Spencer Weiner/Los Angeles Times via AP
The jury box in the Santa Barbara County courthouse in Santa Maria, California
The Open Mind explores the world of ideas across politics, media, science, technology, and the arts. The American Prospect is republishing this edited excerpt.
Alexander Heffner: Wesleyan University professor of government Sonali Chakravarti considers questions of emotions, the law and democratic institutions. In the context of the present divisiveness these questions she studies are most salient: What is the purpose of the expression of anger in public life? How do we listen to rage?
Author of the new University of Chicago volume “Radical Enfranchisement in the Jury Room and Public Life,” Chakravarti offers what she calls a full-throated defense of juries as a democratic institution, writing that juries provide an important site for democratic action by citizens and that should be revived. She adds, “the jury could be a forward-looking institution that nurtures the best democratic instincts of citizens but this requires a change in civic education, regarding the skills that should be cultivated in jurors before and through the process of a trial.”
I was struck by that introduction, a model of civic education and also accountability of your fellow peer, your neighbor.
Sonali Chakravarti: I am very interested in how ordinary people engage with political institutions and juries are the place where ordinary people have the most power. They actually make the final decision about whether someone should be punished or not. I called my book “Radical Enfranchisement” because when we think of enfranchisement we usually think of voting and kind of extending the vote to women, to black people.
But we also should think about how enfranchisement means being able to serve on a jury, which means that the state trusts you to make this most important decision about the fate a of a peer or a neighbor. And when we think about it, the fact that the state trusts us to do that means that we have the cognitive capacities, the capacities of empathy, the capacities of understanding the law, that we’re not called upon to use in any other, in many other moments.
Jury service is the most demanding thing we do as citizens.
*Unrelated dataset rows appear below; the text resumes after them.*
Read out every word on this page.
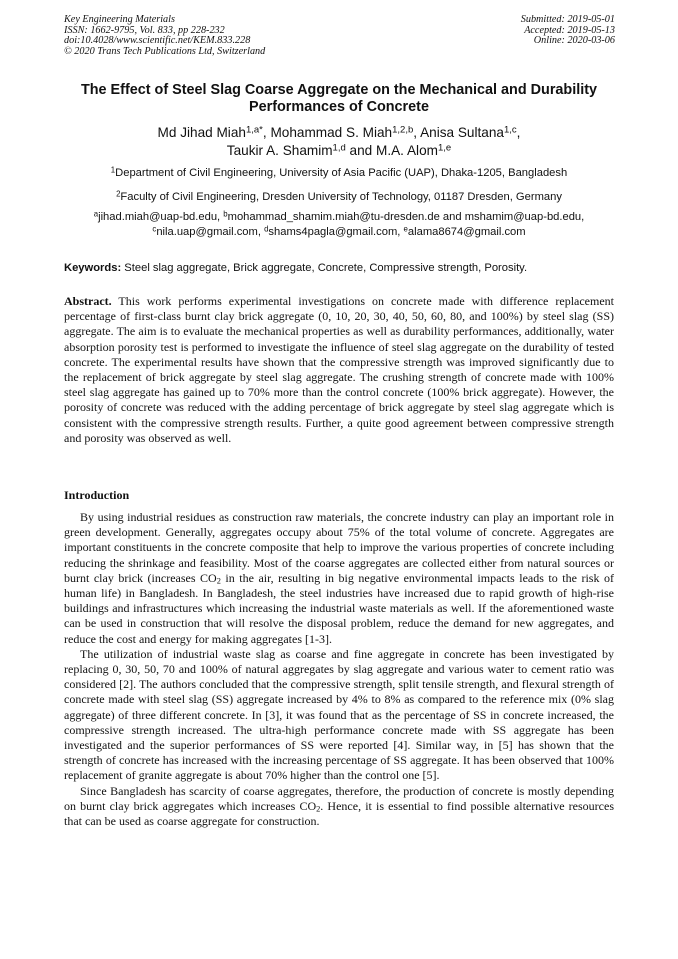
Key Engineering Materials
ISSN: 1662-9795, Vol. 833, pp 228-232
doi:10.4028/www.scientific.net/KEM.833.228
© 2020 Trans Tech Publications Ltd, Switzerland
Submitted: 2019-05-01
Accepted: 2019-05-13
Online: 2020-03-06
The Effect of Steel Slag Coarse Aggregate on the Mechanical and Durability Performances of Concrete
Md Jihad Miah$^{1,a*}$, Mohammad S. Miah$^{1,2,b}$, Anisa Sultana$^{1,c}$,
Taukir A. Shamim$^{1,d}$ and M.A. Alom$^{1,e}$
$^1$Department of Civil Engineering, University of Asia Pacific (UAP), Dhaka-1205, Bangladesh
$^2$Faculty of Civil Engineering, Dresden University of Technology, 01187 Dresden, Germany
$^a$jihad.miah@uap-bd.edu, $^b$mohammad_shamim.miah@tu-dresden.de and mshamim@uap-bd.edu,
$^c$nila.uap@gmail.com, $^d$shams4pagla@gmail.com, $^e$alama8674@gmail.com
Keywords: Steel slag aggregate, Brick aggregate, Concrete, Compressive strength, Porosity.

Abstract. This work performs experimental investigations on concrete made with difference replacement percentage of first-class burnt clay brick aggregate (0, 10, 20, 30, 40, 50, 60, 80, and 100%) by steel slag (SS) aggregate. The aim is to evaluate the mechanical properties as well as durability performances, additionally, water absorption porosity test is performed to investigate the influence of steel slag aggregate on the durability of tested concrete. The experimental results have shown that the compressive strength was improved significantly due to the replacement of brick aggregate by steel slag aggregate. The crushing strength of concrete made with 100% steel slag aggregate has gained up to 70% more than the control concrete (100% brick aggregate). However, the porosity of concrete was reduced with the adding percentage of brick aggregate by steel slag aggregate which is consistent with the compressive strength results. Further, a quite good agreement between compressive strength and porosity was observed as well.

Introduction

By using industrial residues as construction raw materials, the concrete industry can play an important role in green development. Generally, aggregates occupy about 75% of the total volume of concrete. Aggregates are important constituents in the concrete composite that help to improve the various properties of concrete including reducing the shrinkage and feasibility. Most of the coarse aggregates are collected either from natural sources or burnt clay brick (increases $CO_2$ in the air, resulting in big negative environmental impacts leads to the risk of human life) in Bangladesh. In Bangladesh, the steel industries have increased due to rapid growth of high-rise buildings and infrastructures which increasing the industrial waste materials as well. If the aforementioned waste can be used in construction that will resolve the disposal problem, reduce the demand for new aggregates, and reduce the cost and energy for making aggregates [1-3].

The utilization of industrial waste slag as coarse and fine aggregate in concrete has been investigated by replacing 0, 30, 50, 70 and 100% of natural aggregates by slag aggregate and various water to cement ratio was considered [2]. The authors concluded that the compressive strength, split tensile strength, and flexural strength of concrete made with steel slag (SS) aggregate increased by 4% to 8% as compared to the reference mix (0% slag aggregate) of three different concrete. In [3], it was found that as the percentage of SS in concrete increased, the compressive strength increased. The ultra-high performance concrete made with SS aggregate has been investigated and the superior performances of SS were reported [4]. Similar way, in [5] has shown that the strength of concrete has increased with the increasing percentage of SS aggregate. It has been observed that 100% replacement of granite aggregate is about 70% higher than the control one [5].

Since Bangladesh has scarcity of coarse aggregates, therefore, the production of concrete is mostly depending on burnt clay brick aggregates which increases $CO_2$. Hence, it is essential to find possible alternative resources that can be used as coarse aggregate for construction.
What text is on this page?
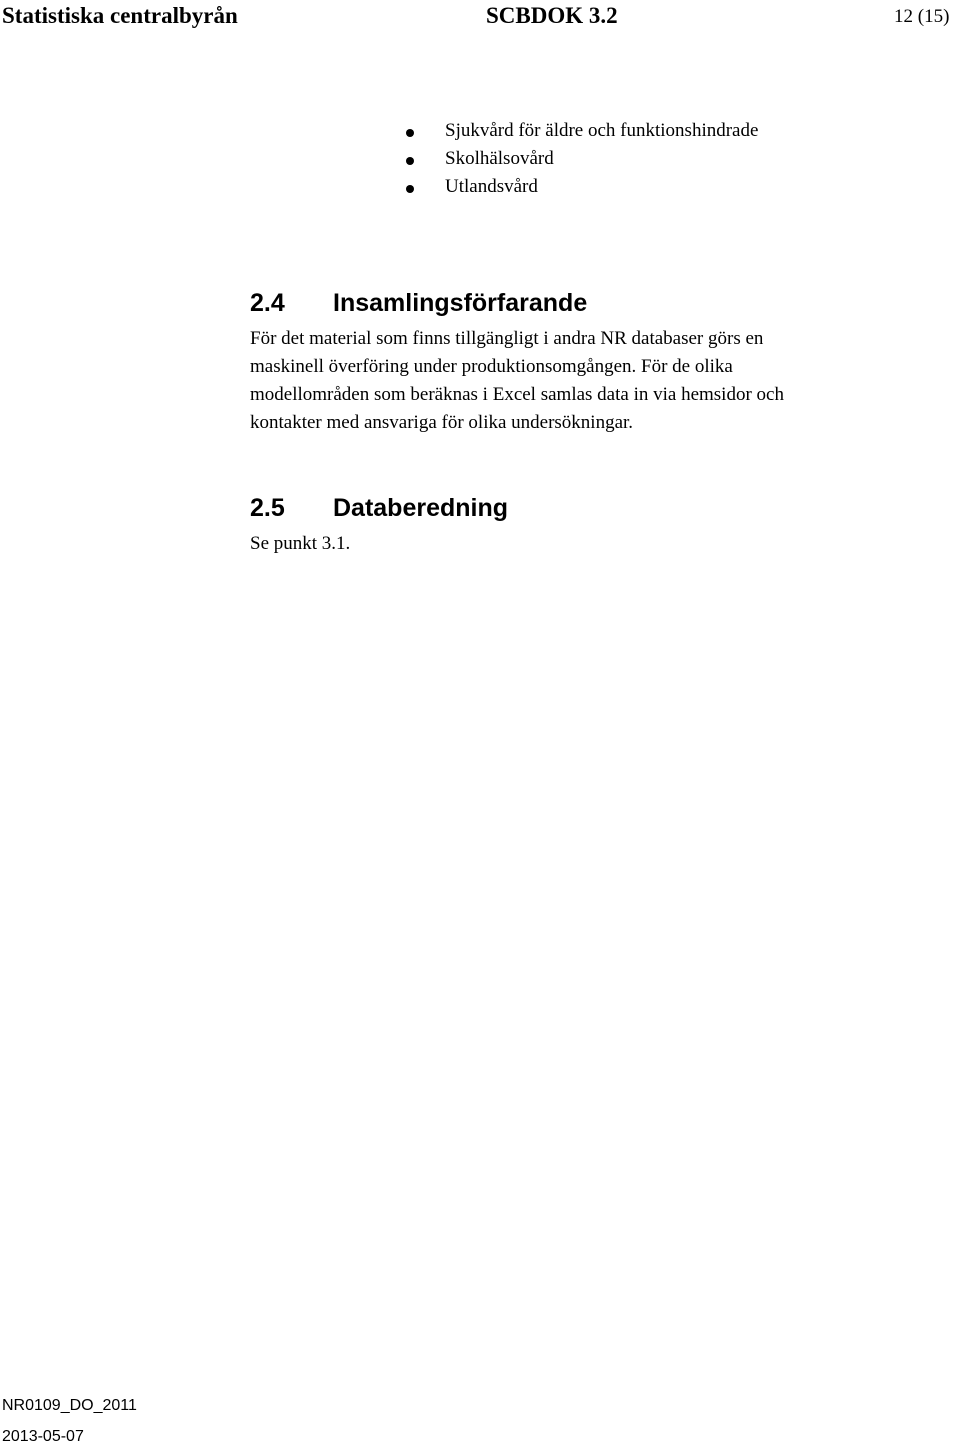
Statistiska centralbyrån	SCBDOK 3.2	12 (15)
Sjukvård för äldre och funktionshindrade
Skolhälsovård
Utlandsvård
2.4 Insamlingsförfarande
För det material som finns tillgängligt i andra NR databaser görs en
maskinell överföring under produktionsomgången. För de olika
modellområden som beräknas i Excel samlas data in via hemsidor och
kontakter med ansvariga för olika undersökningar.
2.5 Databeredning
Se punkt 3.1.
NR0109_DO_2011
2013-05-07
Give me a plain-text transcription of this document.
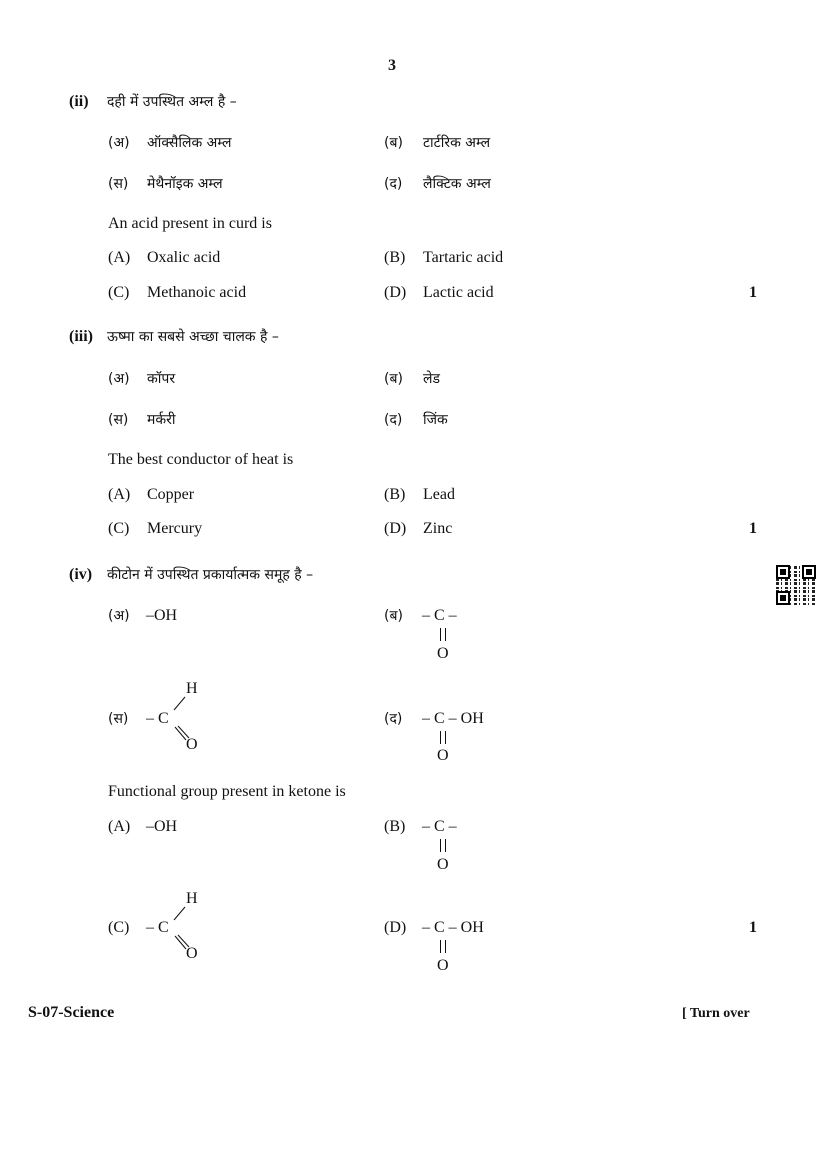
3
(ii) दही में उपस्थित अम्ल है –
(अ) ऑक्सैलिक अम्ल	(ब) टार्टरिक अम्ल
(स) मेथैनॉइक अम्ल	(द) लैक्टिक अम्ल
An acid present in curd is
(A) Oxalic acid	(B) Tartaric acid
(C) Methanoic acid	(D) Lactic acid	1
(iii) ऊष्मा का सबसे अच्छा चालक है –
(अ) कॉपर	(ब) लेड
(स) मर्करी	(द) जिंक
The best conductor of heat is
(A) Copper	(B) Lead
(C) Mercury	(D) Zinc	1
(iv) कीटोन में उपस्थित प्रकार्यात्मक समूह है –
(अ) –OH	(ब) – C –
O
H
(स) – C
O
(द) – C – OH
O
Functional group present in ketone is
(A) –OH	(B) – C –
O
H
(C) – C
O
(D) – C – OH
O
1
S-07-Science	[ Turn over
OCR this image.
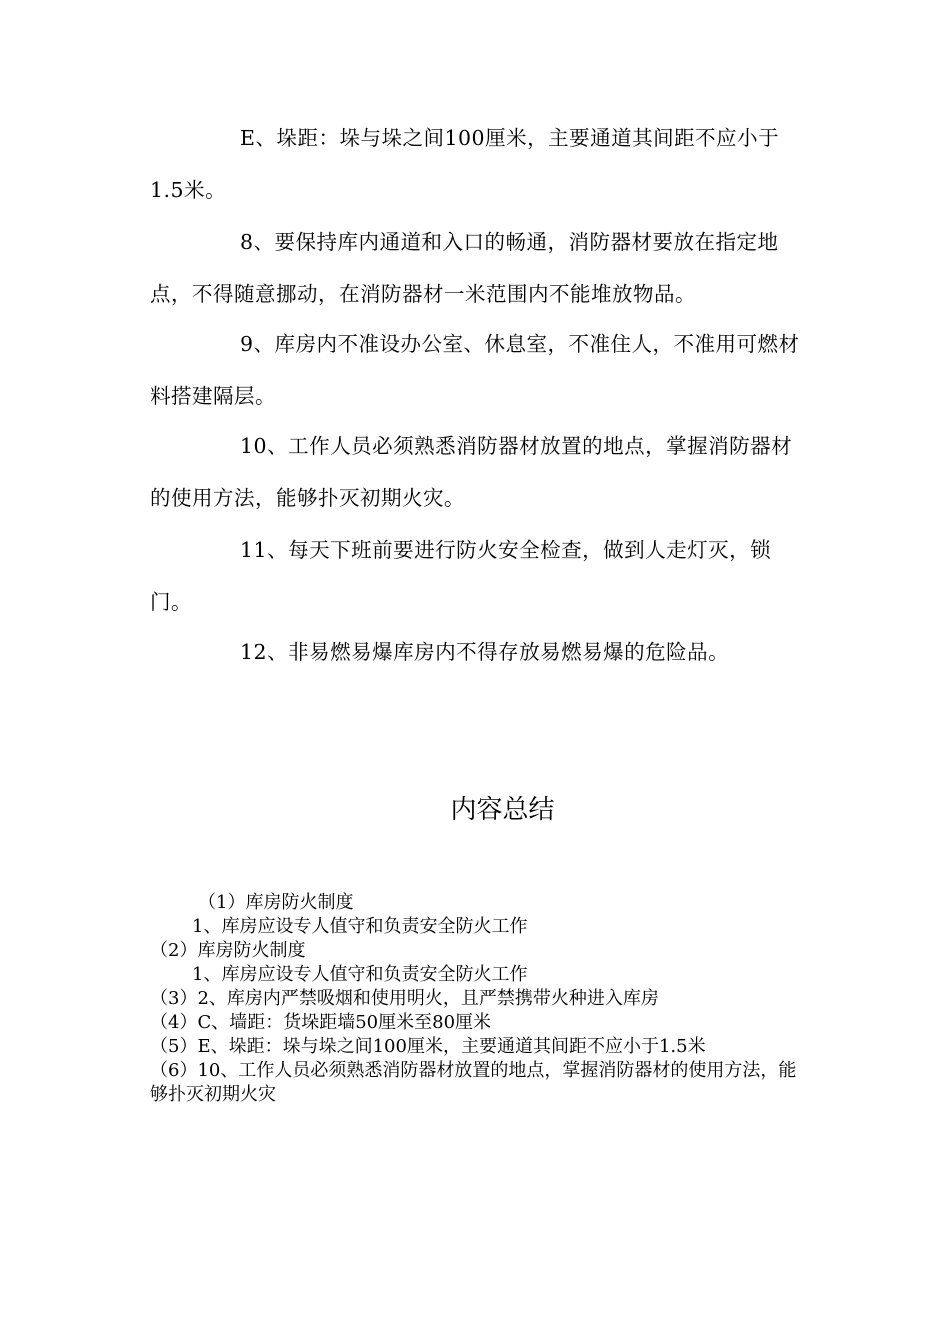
E、垛距：垛与垛之间100厘米，主要通道其间距不应小于1.5米。

8、要保持库内通道和入口的畅通，消防器材要放在指定地点，不得随意挪动，在消防器材一米范围内不能堆放物品。

9、库房内不准设办公室、休息室，不准住人，不准用可燃材料搭建隔层。

10、工作人员必须熟悉消防器材放置的地点，掌握消防器材的使用方法，能够扑灭初期火灾。

11、每天下班前要进行防火安全检查，做到人走灯灭，锁门。

12、非易燃易爆库房内不得存放易燃易爆的危险品。

内容总结

（1）库房防火制度

1、库房应设专人值守和负责安全防火工作

（2）库房防火制度

1、库房应设专人值守和负责安全防火工作

（3）2、库房内严禁吸烟和使用明火，且严禁携带火种进入库房

（4）C、墙距：货垛距墙50厘米至80厘米

（5）E、垛距：垛与垛之间100厘米，主要通道其间距不应小于1.5米

（6）10、工作人员必须熟悉消防器材放置的地点，掌握消防器材的使用方法，能够扑灭初期火灾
But it is also one of the most satisfying things that we do. Studies have shown that people who serve on juries leave with a deeper appreciation of the criminal justice system. They know its flaws, and right now a lot of people are talking about the need for a major reform of the criminal justice process. And I agree with that. But people who serve on juries come out saying that there’s a lot that’s right about the trial format. And they are ennobled by the power that they have as jurors.
Heffner: And often I don’t think it’s highlighted enough, Sonali, that to say a society is free really demands that it has this process by judging people’s guilt and innocence, a jury of your peers, not only like you say, traditional enfranchisement. To be a free society, the jury system is something we take for granted, but we ought not to.
Chakravarti: Exactly. And because the jury is the only place where you have people who are not repeat players in the process of punishment, right? Otherwise, you have lawyers, judges, prosecutors, police…
Heffner: Lobbyists…
Chakravarti: Lobbyists, right? And so to use your language of a free society, right, there needs to be some check on that system such that it’s not putting forward goals that are not democratic or trying to use a state for abusive purposes. We need some check on—are the people who have power within the justice system within the political system? And the you know, the Founders brought over the idea of the jury from England, from the common law tradition because they saw that that is the one way to ensure that that doesn’t happen, that it’s the best check on corruption.
It’s the best check on abuse of power. I once presented a paper on juries in China and many of the Chinese scholars that were there were saying, we’re never going to have a full-scale jury system. You know the, the Chinese Communist Party’s never going to allow that. But a few people are saying, we’re, dealing with corruption at a really high level and you can’t just expect the party to police itself.
We need ordinary people in there to decide whether this was corruption and whether it should be punished. So it’s the sense that like the system only works if we, if you have some body of people that don’t have other interests, keeping their jobs, keeping a salary, moving forward in their careers who are making these very important decisions about punishment.